3. The Holy Man Wrecks an Empire
Rasputin’s worst advice came during the First World War. When he sought to visit the front to bless the troops, Russia’s army commander, who viewed Rasputin as a charlatan, vowed to hang him if he came anywhere near the front. So Rasputin bad-mouthed him to the Emperor, and claimed that he had a religious revelation that Russia’s armies would not succeed until Nicholas II went to the front and took personal command. So in 1915, the Emperor appointed himself commander of the armed forces, and announced that he would assume personal command of the war. It was a disastrous decision. Absolutist imperial rule was made psychologically palatable to the Russian masses with the myth that whatever was going wrong, the Emperor was blameless. Corrupt officials were responsible, and they hid the truth from the Emperor.

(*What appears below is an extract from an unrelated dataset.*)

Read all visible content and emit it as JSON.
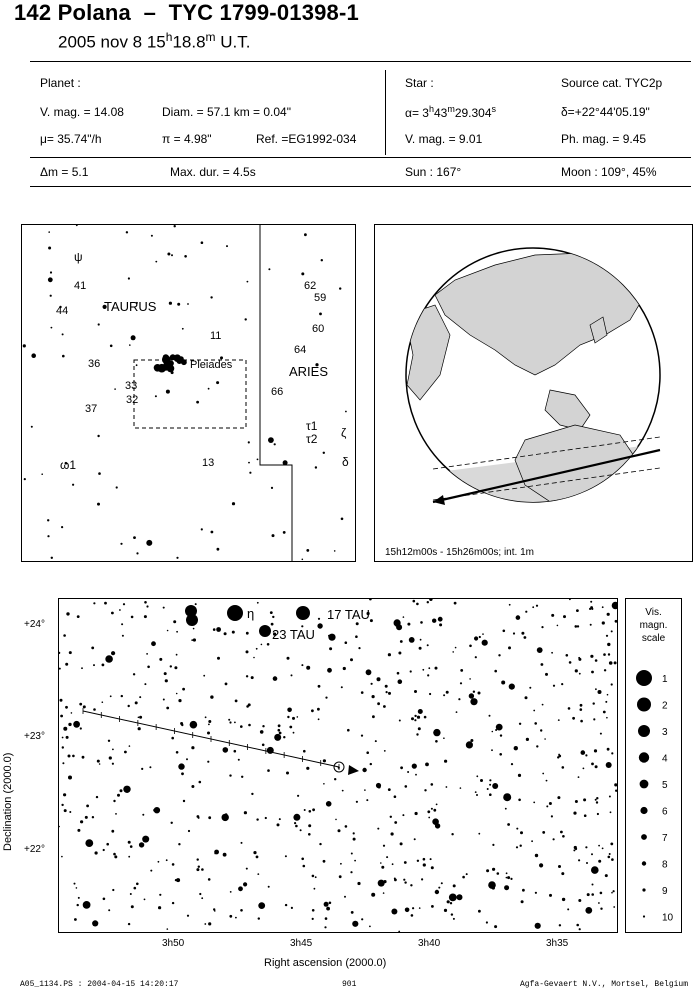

That myth became untenable once Nicholas took personal command. From then on, responsibility for defeat, mismanagement, and incompetence in conducting the war would be laid directly at the Emperor’s feet. Since Nicholas knew next to nothing about running a war, there was bound to be plenty of defeat, mismanagement, and incompetence to lay at his feet. It was made worse by another decision, based on Rasputin’s advice, to place Empress Alexandra in charge of running Russia while Nicholas was running the war. On the one hand, there was no doubt of her loyalty to the royal family. On the other, she was incompetent and stupid. And the worst kind of stupid: the kind in which the stupid person is too ignorant to even grasp the extent of said ignorance, and thus gets deluded into believing that he or she is intelligent.